Available Reference Genomes¶
NGLess provides builtin support for the most widely used model organisms (human, mouse, yeast, C. elegans, ...; see the full table below). This makes it easier to use the tool when using these organisms as some knowledge is already built in.
Genome references available¶
NGLess provides archives containing data sets of organisms. Is also provided gene annotations that provide information about protein-coding and non-coding genes, splice variants, cDNA and protein sequences, non-coding RNAs.
The following table represents organisms provided by default:
These archives are all created using version 75 of Ensembl.
The builtin datasets are downloaded the first time they are used.
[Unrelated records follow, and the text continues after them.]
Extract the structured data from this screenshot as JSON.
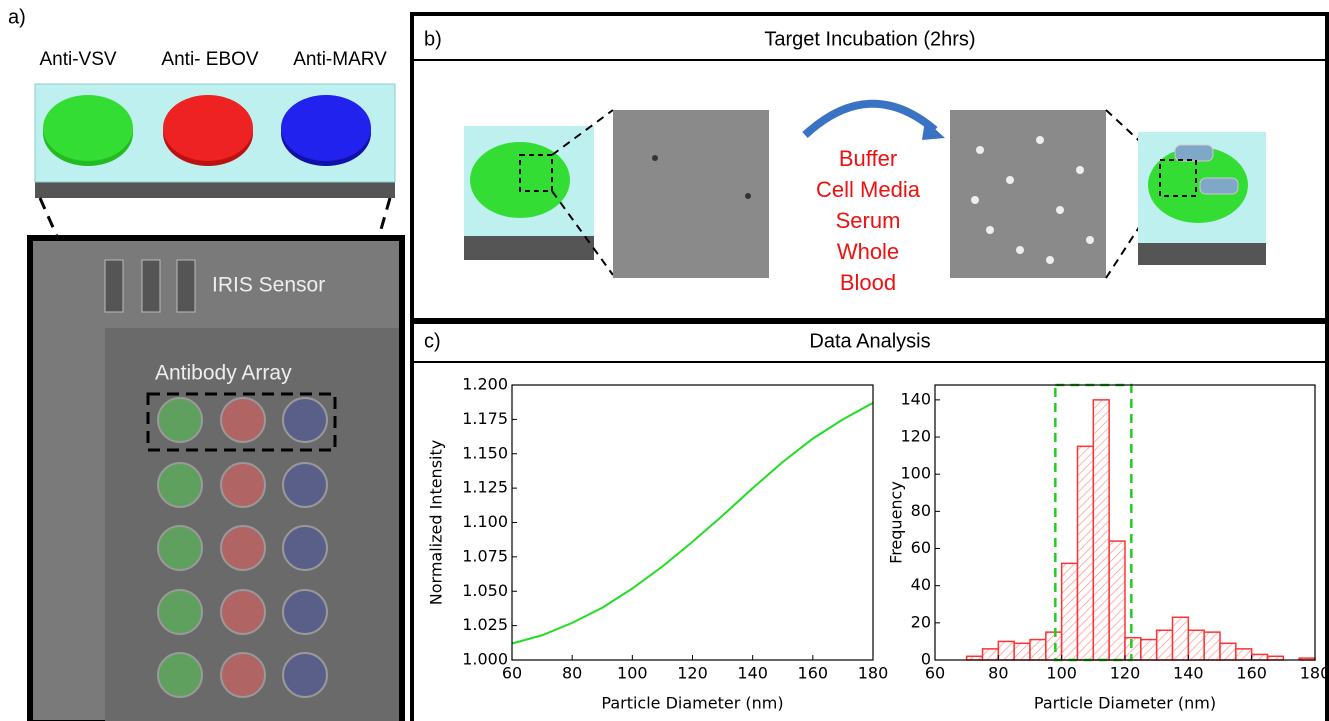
{
  "panel_a": {
    "label": "a)",
    "antibodies": [
      "Anti-VSV",
      "Anti- EBOV",
      "Anti-MARV"
    ],
    "sensor_label": "IRIS Sensor",
    "array_label": "Antibody Array"
  },
  "panel_b": {
    "label": "b)",
    "title": "Target Incubation (2hrs)",
    "media": [
      "Buffer",
      "Cell Media",
      "Serum",
      "Whole",
      "Blood"
    ]
  },
  "panel_c": {
    "label": "c)",
    "title": "Data Analysis"
  },
  "chart_data": [
    {
      "type": "line",
      "x_label": "Particle Diameter (nm)",
      "y_label": "Normalized Intensity",
      "x": [
        60,
        70,
        80,
        90,
        100,
        110,
        120,
        130,
        140,
        150,
        160,
        170,
        180
      ],
      "series": [
        {
          "color": "#22dd22",
          "values": [
            1.012,
            1.018,
            1.027,
            1.038,
            1.052,
            1.068,
            1.086,
            1.105,
            1.125,
            1.144,
            1.161,
            1.175,
            1.187
          ]
        }
      ],
      "xlim": [
        60,
        180
      ],
      "xticks": [
        60,
        80,
        100,
        120,
        140,
        160,
        180
      ],
      "ylim": [
        1,
        1.2
      ],
      "yticks": [
        {
          "value": 1,
          "label": "1.000"
        },
        {
          "value": 1.025,
          "label": "1.025"
        },
        {
          "value": 1.05,
          "label": "1.050"
        },
        {
          "value": 1.075,
          "label": "1.075"
        },
        {
          "value": 1.1,
          "label": "1.100"
        },
        {
          "value": 1.125,
          "label": "1.125"
        },
        {
          "value": 1.15,
          "label": "1.150"
        },
        {
          "value": 1.175,
          "label": "1.175"
        },
        {
          "value": 1.2,
          "label": "1.200"
        }
      ]
    },
    {
      "type": "histogram",
      "x_label": "Particle Diameter (nm)",
      "y_label": "Frequency",
      "color": "#ff3333",
      "bins": [
        70,
        75,
        80,
        85,
        90,
        95,
        100,
        105,
        110,
        115,
        120,
        125,
        130,
        135,
        140,
        145,
        150,
        155,
        160,
        165,
        170,
        175,
        180
      ],
      "values": [
        2,
        6,
        10,
        9,
        11,
        15,
        52,
        115,
        140,
        64,
        12,
        11,
        16,
        23,
        16,
        15,
        9,
        6,
        3,
        2,
        0,
        1
      ],
      "highlight_x": [
        98,
        122
      ],
      "highlight_color": "#22cc22",
      "xlim": [
        60,
        180
      ],
      "xticks": [
        60,
        80,
        100,
        120,
        140,
        160,
        180
      ],
      "ylim": [
        0,
        148
      ],
      "yticks": [
        0,
        20,
        40,
        60,
        80,
        100,
        120,
        140
      ]
    }
  ]
}
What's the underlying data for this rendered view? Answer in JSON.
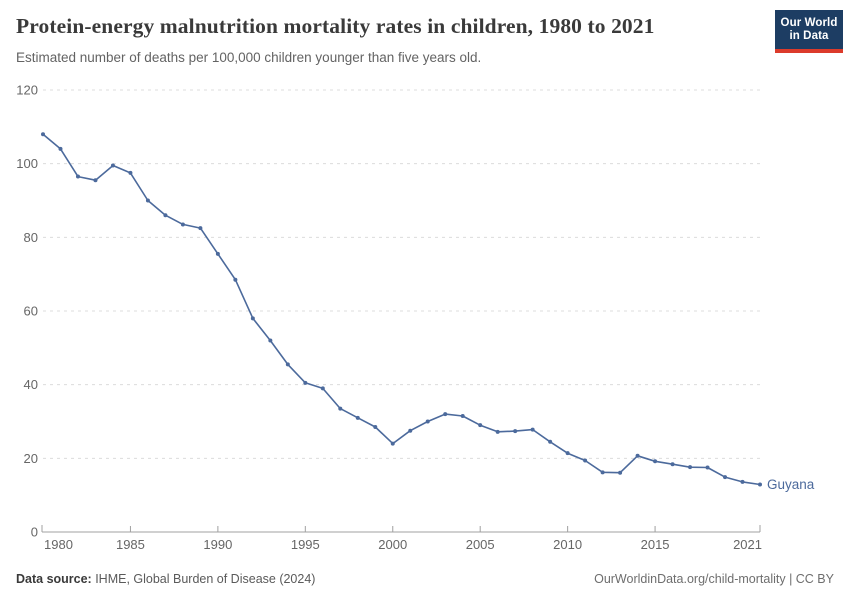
{
  "header": {
    "title": "Protein-energy malnutrition mortality rates in children, 1980 to 2021",
    "subtitle": "Estimated number of deaths per 100,000 children younger than five years old.",
    "logo": {
      "line1": "Our World",
      "line2": "in Data",
      "bg_color": "#1d3d63",
      "accent_color": "#dc3b2b"
    }
  },
  "chart_data": {
    "type": "line",
    "title": "Protein-energy malnutrition mortality rates in children, 1980 to 2021",
    "xlabel": "",
    "ylabel": "Estimated deaths per 100,000 children under five",
    "x": [
      1980,
      1981,
      1982,
      1983,
      1984,
      1985,
      1986,
      1987,
      1988,
      1989,
      1990,
      1991,
      1992,
      1993,
      1994,
      1995,
      1996,
      1997,
      1998,
      1999,
      2000,
      2001,
      2002,
      2003,
      2004,
      2005,
      2006,
      2007,
      2008,
      2009,
      2010,
      2011,
      2012,
      2013,
      2014,
      2015,
      2016,
      2017,
      2018,
      2019,
      2020,
      2021
    ],
    "series": [
      {
        "name": "Guyana",
        "color": "#4c6a9c",
        "values": [
          108,
          104,
          96.5,
          95.5,
          99.5,
          97.5,
          90,
          86,
          83.5,
          82.5,
          75.5,
          68.5,
          58,
          52,
          45.5,
          40.5,
          39,
          33.5,
          31,
          28.5,
          24,
          27.5,
          30,
          32,
          31.5,
          29,
          27.2,
          27.4,
          27.8,
          24.5,
          21.4,
          19.4,
          16.2,
          16.1,
          20.7,
          19.2,
          18.4,
          17.6,
          17.5,
          14.9,
          13.6,
          12.9
        ]
      }
    ],
    "x_ticks": [
      1980,
      1985,
      1990,
      1995,
      2000,
      2005,
      2010,
      2015,
      2021
    ],
    "y_ticks": [
      0,
      20,
      40,
      60,
      80,
      100,
      120
    ],
    "xlim": [
      1980,
      2021
    ],
    "ylim": [
      0,
      120
    ],
    "grid": "horizontal-dashed",
    "legend_position": "end-of-line-label",
    "entity_label": "Guyana",
    "colors": {
      "line": "#4c6a9c",
      "grid": "#dcdcdc",
      "axis": "#a0a0a0",
      "tick_label": "#666666"
    }
  },
  "footer": {
    "source_label": "Data source:",
    "source_value": " IHME, Global Burden of Disease (2024)",
    "credit": "OurWorldinData.org/child-mortality | CC BY"
  }
}
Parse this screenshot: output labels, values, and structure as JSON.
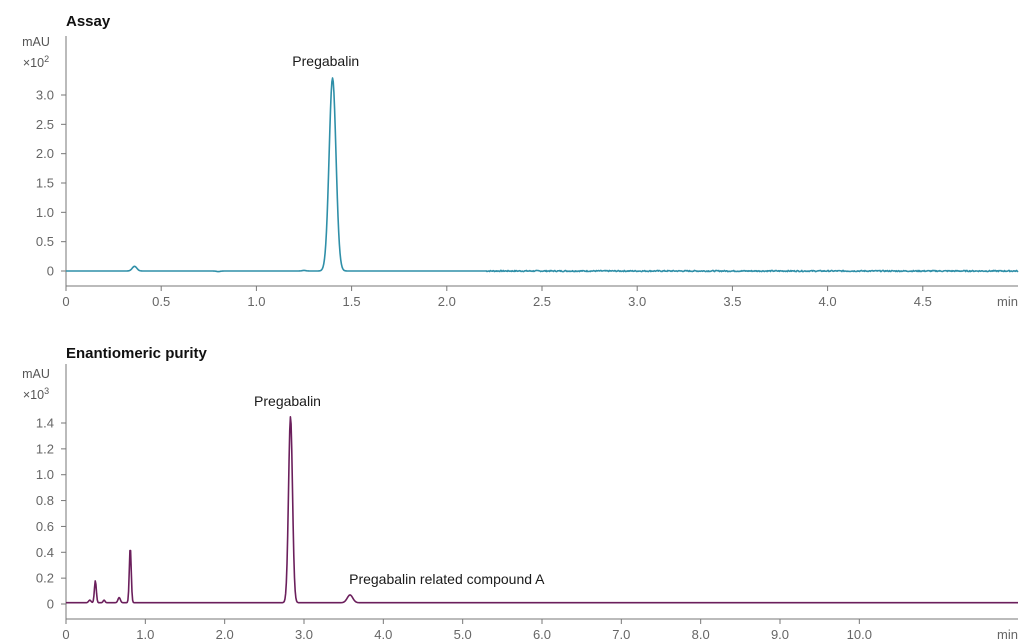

They are downloaded to the user home directory and stored in home/.ngless/genomes.
Is possible to install data sets locally, before running any script. They can be installed in User mode or in Root mode.
To install locally (organism bos taurus), use the following command:
$ ngless --install-reference-data bosTau4
If you install as a super-user, then the dataset will be available for all users:
$ sudo ngless --install-reference-data bosTau4
When attempting to install an organism if is returned True it means that the organism is already installed, and there is no reason to install again. Otherwise, a progress bar is displayed to provide information on the download.
Data Set Structure¶
This section provides the technical details necessary if you wish to build your own reference for others to use automatically. For most users, it will likely be easier to directly specify the references in the ngless script.
The archives provided by NGLess contain BWA index files, the genome reference file and a gene annotation file.
Name.tar.gz | |--- Sequence | | | |-- BWAIndex | |-- genome.fa.gz | |-- genome.fa.gz.amb | |-- genome.fa.gz.ann | |-- genome.fa.gz.bwt | |-- genome.fa.gz.pac | |-- genome.fa.gz.sa | |--- Annotation |-- annot.gtf.gz
The basename of Description.tar.gz (Description) will have the description name of the respective organism (i.e, Mus_musculus.tar.gz).